05.09.2018

FastNetMon Advanced deployment scenarios

Introduction

FastNetMon is very flexible software and you can use almost any possible deployment option. We selected two most popular cases and explained them in details.  But if you have something more complicated, do not hesitate and contact our support team. We have number of internal cases about FastNetMon deployment.

Automatied traffic management

FastNetMon uses following protocols to manage traffic:

  • BGP v4 unicast (implements RTBH or BGP traffic diversion)
  • BGP v4 Flow Spec / RFC 5575 (selectively filters out malicious traffic)

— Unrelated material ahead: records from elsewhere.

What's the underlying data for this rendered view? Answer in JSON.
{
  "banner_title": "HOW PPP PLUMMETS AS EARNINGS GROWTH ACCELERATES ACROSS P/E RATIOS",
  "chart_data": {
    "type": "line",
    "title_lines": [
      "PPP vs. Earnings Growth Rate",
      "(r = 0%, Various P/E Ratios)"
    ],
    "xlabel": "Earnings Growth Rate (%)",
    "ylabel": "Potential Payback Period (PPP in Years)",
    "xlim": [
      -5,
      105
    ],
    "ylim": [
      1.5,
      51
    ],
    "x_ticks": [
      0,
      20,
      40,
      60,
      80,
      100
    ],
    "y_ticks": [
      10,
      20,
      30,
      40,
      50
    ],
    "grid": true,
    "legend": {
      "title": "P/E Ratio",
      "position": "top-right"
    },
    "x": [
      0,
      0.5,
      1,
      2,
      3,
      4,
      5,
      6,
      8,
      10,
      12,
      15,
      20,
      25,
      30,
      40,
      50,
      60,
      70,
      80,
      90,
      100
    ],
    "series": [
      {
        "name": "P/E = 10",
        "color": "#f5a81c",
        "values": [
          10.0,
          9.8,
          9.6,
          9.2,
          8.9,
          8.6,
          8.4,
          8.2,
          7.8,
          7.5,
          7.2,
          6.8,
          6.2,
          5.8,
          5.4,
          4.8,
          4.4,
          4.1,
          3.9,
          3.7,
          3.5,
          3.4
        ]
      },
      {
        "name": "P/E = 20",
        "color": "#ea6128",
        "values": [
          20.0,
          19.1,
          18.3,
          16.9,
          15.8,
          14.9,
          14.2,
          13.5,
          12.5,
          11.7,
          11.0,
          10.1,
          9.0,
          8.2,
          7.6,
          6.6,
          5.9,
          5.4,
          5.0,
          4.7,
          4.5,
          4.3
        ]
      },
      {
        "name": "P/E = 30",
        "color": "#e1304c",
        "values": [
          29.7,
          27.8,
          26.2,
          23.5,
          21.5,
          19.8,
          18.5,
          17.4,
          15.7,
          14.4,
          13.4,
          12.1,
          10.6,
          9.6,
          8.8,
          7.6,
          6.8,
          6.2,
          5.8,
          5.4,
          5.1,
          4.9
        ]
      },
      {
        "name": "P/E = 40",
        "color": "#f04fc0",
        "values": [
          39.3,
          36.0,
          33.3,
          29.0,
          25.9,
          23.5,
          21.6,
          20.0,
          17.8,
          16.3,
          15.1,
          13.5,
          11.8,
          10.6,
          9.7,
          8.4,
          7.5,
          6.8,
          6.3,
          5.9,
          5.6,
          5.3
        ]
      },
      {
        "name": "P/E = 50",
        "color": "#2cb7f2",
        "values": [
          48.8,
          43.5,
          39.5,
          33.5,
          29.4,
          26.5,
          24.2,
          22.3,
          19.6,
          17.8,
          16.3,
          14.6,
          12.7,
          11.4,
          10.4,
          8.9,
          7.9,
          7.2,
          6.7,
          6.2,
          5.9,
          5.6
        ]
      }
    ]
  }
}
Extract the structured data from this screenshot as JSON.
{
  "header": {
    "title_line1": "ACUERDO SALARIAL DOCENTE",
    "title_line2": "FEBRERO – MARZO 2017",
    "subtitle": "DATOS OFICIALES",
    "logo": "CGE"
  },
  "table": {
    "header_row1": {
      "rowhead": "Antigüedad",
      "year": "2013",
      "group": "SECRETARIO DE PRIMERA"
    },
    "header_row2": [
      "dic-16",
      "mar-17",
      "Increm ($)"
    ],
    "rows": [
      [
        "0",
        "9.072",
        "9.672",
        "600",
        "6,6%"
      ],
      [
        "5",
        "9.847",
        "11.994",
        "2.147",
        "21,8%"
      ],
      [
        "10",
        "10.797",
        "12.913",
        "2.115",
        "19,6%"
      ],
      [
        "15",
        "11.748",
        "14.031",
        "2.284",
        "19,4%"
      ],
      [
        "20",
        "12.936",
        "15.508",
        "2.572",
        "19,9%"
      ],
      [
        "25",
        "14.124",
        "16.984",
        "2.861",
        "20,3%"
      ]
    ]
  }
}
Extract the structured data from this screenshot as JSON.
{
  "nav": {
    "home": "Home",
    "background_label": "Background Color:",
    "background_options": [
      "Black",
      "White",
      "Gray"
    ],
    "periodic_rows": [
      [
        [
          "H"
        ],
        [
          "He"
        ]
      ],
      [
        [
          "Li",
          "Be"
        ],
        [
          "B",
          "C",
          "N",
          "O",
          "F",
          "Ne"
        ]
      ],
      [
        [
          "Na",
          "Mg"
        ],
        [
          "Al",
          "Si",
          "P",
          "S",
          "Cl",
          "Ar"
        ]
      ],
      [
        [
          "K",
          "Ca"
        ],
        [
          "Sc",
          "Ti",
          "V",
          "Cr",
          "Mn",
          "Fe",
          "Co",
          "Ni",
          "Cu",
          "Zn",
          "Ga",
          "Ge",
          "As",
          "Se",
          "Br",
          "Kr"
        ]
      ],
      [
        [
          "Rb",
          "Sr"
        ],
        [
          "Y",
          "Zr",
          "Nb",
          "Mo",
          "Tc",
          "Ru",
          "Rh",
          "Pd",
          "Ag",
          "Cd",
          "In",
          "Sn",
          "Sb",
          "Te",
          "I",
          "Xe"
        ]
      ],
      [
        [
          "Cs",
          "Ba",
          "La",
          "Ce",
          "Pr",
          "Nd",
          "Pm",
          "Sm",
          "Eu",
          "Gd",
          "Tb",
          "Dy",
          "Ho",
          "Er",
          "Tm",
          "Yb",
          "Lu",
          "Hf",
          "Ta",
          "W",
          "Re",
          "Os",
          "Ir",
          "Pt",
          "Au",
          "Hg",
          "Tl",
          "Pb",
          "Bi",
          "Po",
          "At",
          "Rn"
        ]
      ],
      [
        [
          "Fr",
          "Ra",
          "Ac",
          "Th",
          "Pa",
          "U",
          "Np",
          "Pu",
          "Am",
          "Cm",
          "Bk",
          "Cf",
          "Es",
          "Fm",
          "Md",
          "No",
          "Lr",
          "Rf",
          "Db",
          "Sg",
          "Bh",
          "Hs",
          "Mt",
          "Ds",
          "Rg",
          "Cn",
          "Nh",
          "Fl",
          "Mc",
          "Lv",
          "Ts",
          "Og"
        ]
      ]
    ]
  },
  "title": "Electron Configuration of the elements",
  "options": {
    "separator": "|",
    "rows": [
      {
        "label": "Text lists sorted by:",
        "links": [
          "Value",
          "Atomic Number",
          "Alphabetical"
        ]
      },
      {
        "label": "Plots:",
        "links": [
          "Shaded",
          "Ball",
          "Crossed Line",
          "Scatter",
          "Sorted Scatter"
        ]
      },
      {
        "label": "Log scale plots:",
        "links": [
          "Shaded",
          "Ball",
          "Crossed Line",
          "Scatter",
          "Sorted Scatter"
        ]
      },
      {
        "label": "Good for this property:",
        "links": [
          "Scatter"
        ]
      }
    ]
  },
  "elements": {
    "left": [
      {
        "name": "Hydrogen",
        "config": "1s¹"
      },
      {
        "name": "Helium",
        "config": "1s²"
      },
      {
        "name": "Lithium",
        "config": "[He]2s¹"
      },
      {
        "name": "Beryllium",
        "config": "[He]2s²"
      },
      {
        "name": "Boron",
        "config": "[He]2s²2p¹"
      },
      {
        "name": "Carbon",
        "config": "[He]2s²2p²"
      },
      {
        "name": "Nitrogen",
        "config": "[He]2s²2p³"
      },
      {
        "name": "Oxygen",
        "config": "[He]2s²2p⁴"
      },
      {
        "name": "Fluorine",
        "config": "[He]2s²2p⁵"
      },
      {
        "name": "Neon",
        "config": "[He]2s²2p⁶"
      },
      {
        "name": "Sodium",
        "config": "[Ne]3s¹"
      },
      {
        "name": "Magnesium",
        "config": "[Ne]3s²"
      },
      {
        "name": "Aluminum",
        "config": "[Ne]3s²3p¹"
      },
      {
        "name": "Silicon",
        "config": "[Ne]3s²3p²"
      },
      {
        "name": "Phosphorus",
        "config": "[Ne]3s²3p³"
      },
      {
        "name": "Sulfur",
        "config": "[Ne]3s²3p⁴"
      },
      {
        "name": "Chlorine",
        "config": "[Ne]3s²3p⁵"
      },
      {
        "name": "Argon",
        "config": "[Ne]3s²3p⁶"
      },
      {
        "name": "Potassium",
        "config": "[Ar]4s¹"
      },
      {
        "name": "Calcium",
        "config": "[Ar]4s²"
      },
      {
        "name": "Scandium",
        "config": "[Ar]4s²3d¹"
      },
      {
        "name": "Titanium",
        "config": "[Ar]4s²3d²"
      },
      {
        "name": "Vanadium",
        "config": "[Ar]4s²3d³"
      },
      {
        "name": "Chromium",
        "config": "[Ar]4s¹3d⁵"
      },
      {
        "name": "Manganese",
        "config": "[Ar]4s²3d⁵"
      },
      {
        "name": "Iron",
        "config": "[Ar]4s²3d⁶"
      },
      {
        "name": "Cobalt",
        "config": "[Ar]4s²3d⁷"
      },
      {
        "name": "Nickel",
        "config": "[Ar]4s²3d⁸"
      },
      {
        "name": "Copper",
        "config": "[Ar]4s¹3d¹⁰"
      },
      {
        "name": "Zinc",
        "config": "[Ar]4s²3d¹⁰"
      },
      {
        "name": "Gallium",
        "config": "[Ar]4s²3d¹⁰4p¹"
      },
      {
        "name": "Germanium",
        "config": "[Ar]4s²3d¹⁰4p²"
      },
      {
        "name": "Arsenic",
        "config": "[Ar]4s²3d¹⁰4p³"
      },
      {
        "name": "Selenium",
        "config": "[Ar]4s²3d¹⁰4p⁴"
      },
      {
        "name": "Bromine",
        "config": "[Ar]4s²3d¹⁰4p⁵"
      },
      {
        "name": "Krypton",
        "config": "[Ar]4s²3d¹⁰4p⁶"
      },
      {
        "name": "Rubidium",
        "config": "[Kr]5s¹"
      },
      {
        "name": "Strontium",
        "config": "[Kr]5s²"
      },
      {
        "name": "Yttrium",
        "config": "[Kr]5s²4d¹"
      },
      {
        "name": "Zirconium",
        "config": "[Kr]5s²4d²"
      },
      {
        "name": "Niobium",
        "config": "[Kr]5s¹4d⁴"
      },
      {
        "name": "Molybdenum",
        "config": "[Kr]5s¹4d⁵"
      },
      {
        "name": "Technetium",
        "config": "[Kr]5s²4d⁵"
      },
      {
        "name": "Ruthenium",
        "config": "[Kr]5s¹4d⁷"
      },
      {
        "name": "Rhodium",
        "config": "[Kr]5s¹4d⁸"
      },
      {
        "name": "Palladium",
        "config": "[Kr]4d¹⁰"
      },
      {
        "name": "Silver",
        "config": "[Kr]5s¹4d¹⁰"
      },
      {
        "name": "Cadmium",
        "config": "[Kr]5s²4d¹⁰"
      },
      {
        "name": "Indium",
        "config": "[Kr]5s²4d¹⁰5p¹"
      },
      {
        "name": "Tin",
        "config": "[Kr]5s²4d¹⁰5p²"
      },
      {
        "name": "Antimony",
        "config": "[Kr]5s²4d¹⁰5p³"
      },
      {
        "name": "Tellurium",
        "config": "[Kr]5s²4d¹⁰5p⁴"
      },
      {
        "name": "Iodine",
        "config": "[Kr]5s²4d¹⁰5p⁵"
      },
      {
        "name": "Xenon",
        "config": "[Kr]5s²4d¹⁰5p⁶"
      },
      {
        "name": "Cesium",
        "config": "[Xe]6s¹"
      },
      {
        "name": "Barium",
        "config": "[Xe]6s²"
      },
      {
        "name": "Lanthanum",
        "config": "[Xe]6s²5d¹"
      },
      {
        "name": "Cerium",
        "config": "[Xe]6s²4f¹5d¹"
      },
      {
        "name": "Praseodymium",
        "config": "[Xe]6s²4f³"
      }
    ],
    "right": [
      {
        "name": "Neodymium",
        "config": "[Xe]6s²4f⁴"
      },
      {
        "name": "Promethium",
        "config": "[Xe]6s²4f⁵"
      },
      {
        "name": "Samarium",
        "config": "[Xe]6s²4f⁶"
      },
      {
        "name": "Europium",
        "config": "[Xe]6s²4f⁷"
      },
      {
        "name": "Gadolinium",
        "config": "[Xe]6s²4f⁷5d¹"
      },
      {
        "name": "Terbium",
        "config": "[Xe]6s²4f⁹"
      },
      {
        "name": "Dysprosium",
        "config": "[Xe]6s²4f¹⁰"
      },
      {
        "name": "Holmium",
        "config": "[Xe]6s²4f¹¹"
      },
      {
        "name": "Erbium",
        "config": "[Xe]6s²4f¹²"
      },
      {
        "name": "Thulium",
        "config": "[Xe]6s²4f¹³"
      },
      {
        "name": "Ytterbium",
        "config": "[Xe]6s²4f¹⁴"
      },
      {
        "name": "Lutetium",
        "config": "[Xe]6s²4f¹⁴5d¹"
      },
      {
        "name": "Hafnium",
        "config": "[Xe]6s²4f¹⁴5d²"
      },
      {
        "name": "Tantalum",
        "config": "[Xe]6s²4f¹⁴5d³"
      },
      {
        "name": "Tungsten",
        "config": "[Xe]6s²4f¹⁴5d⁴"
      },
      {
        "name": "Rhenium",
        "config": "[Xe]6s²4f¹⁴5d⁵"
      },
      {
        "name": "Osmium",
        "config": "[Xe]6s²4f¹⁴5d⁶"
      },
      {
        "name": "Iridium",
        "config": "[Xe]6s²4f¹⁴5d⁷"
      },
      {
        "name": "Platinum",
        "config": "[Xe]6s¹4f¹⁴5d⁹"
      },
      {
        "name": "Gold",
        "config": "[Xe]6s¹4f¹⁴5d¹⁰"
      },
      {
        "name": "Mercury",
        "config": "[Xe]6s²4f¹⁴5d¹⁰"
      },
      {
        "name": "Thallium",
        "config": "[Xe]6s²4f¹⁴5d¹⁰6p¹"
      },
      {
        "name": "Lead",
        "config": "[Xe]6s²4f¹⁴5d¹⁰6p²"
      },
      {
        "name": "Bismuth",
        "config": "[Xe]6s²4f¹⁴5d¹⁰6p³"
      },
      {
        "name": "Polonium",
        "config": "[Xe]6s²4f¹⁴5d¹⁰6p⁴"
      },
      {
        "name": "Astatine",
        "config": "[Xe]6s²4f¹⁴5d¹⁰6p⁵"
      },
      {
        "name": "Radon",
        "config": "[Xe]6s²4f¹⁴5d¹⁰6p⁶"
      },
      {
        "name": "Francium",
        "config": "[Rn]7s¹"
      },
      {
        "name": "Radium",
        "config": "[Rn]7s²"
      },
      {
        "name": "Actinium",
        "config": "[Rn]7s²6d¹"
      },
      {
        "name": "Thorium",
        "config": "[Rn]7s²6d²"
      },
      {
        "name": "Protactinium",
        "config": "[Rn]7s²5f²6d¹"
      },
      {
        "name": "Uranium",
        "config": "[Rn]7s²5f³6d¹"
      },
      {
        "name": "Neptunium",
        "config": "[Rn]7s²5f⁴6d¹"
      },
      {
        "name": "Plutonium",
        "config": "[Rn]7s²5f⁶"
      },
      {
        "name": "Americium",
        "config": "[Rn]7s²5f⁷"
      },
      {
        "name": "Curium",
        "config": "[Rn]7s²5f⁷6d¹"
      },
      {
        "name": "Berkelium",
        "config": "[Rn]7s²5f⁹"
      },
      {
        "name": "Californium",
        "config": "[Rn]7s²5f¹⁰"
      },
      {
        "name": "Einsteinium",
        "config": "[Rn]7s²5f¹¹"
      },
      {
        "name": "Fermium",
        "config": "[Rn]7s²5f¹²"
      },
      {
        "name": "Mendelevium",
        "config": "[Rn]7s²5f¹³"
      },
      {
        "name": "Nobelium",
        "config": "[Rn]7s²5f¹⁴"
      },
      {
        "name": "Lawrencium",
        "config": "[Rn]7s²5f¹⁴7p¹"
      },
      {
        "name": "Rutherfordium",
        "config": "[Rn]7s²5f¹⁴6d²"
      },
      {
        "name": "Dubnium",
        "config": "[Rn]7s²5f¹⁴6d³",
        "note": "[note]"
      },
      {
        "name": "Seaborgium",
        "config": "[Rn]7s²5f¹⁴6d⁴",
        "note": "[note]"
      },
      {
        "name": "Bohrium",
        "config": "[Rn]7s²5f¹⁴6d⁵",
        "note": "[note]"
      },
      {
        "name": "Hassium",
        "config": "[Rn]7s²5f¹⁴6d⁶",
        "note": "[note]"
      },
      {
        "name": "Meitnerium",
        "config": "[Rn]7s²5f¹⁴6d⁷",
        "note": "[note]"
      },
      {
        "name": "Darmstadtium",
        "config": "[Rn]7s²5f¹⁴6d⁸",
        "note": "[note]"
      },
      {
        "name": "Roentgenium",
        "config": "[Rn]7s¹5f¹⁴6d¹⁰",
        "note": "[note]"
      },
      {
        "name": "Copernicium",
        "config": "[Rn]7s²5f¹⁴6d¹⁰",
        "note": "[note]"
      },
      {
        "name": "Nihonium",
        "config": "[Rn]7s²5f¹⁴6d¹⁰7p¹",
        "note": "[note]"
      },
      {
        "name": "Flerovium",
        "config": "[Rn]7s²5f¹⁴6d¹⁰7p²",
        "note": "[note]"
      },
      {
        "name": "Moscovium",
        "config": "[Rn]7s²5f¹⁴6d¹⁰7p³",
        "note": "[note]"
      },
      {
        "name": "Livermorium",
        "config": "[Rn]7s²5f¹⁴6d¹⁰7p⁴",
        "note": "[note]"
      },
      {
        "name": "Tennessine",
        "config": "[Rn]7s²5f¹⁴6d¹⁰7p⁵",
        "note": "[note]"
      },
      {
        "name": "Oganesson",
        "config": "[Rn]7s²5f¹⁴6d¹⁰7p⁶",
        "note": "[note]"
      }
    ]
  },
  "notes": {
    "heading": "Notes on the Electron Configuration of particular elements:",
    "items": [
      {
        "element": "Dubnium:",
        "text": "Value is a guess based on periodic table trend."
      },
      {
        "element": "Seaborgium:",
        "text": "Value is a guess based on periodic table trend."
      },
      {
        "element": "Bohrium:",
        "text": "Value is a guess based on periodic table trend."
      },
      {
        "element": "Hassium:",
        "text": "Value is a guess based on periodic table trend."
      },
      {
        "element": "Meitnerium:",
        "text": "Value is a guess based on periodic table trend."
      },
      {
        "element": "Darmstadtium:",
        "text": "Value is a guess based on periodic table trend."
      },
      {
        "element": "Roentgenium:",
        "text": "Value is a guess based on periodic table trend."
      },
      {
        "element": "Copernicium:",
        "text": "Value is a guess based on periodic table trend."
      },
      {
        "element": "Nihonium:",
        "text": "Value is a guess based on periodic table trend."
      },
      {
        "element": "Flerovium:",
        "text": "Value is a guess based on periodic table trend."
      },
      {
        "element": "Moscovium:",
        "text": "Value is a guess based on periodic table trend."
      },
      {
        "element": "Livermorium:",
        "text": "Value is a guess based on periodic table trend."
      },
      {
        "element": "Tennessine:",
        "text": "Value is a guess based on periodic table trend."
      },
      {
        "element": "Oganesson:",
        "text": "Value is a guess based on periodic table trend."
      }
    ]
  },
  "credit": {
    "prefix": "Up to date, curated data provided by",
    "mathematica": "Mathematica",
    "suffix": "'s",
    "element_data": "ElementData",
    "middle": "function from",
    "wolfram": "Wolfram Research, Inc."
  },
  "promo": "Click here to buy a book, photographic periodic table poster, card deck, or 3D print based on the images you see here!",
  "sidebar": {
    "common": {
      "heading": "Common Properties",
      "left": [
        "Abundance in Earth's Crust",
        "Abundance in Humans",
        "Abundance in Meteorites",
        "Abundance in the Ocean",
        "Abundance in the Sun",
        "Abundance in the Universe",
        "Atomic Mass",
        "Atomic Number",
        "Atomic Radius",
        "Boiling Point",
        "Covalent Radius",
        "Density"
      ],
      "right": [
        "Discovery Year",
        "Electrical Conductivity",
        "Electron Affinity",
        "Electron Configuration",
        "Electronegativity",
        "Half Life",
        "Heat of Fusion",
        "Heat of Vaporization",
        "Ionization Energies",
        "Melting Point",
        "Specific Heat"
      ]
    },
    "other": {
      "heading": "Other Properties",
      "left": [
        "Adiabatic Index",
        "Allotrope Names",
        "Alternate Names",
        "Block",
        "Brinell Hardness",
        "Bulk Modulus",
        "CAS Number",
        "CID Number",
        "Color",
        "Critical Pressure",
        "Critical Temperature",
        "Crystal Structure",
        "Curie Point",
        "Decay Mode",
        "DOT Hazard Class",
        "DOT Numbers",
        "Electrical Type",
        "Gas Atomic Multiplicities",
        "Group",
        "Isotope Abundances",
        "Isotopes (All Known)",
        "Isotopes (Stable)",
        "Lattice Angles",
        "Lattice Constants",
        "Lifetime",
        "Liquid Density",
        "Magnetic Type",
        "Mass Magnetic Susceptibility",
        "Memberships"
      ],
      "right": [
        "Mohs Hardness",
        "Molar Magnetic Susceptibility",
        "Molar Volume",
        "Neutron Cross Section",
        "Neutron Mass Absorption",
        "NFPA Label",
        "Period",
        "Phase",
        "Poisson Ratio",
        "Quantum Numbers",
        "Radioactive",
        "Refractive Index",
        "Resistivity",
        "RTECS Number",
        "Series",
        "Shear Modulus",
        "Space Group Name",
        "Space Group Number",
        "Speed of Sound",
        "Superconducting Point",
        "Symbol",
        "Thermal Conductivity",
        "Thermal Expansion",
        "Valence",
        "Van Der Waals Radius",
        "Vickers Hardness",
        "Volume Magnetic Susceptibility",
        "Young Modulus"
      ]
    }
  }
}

And you need to have BGP peering session with your routers to inject rules.

Router based setup

Almost all routers provide some way to expoort information about traffic.

FastNetMon supports following protocols to receive traffic information from routers:

  • Netflow v5
  • Netflow v9
  • IPFIX
  • Netstream
  • jFlow
  • cFlow
  • sFlow v5

In this case, you can deploy FastNetMon in any place of your network. To reduce probablity of congestion, we suggest using direct connection between router and server or VM with FastNetMon.

Switch based setup

If your router does not provide any traffic visibility options or traffic information export causes CPU overload, you can export traffic information from your switch. Also, you may consider por mirror/SPAN capture too.

Switches usually support following traffic export options and FastNetMon supports all of them:

  • sFlow v5
  • Netflow v9
  • IPFIX

Mixed setup

You can use this approach as part of HA scenario and export traffic from router and from switch/traffic mirror in same time. We have dedicated aricle about HA scenario.

Distributed setup

We also support it and any FastNetMon instance can export received traffic using our secure proprietary protocol “Tera Flow”.

You may install single central instance and collect complete network visibility from central place. Meanwhile, each instance can detect DDoS independently.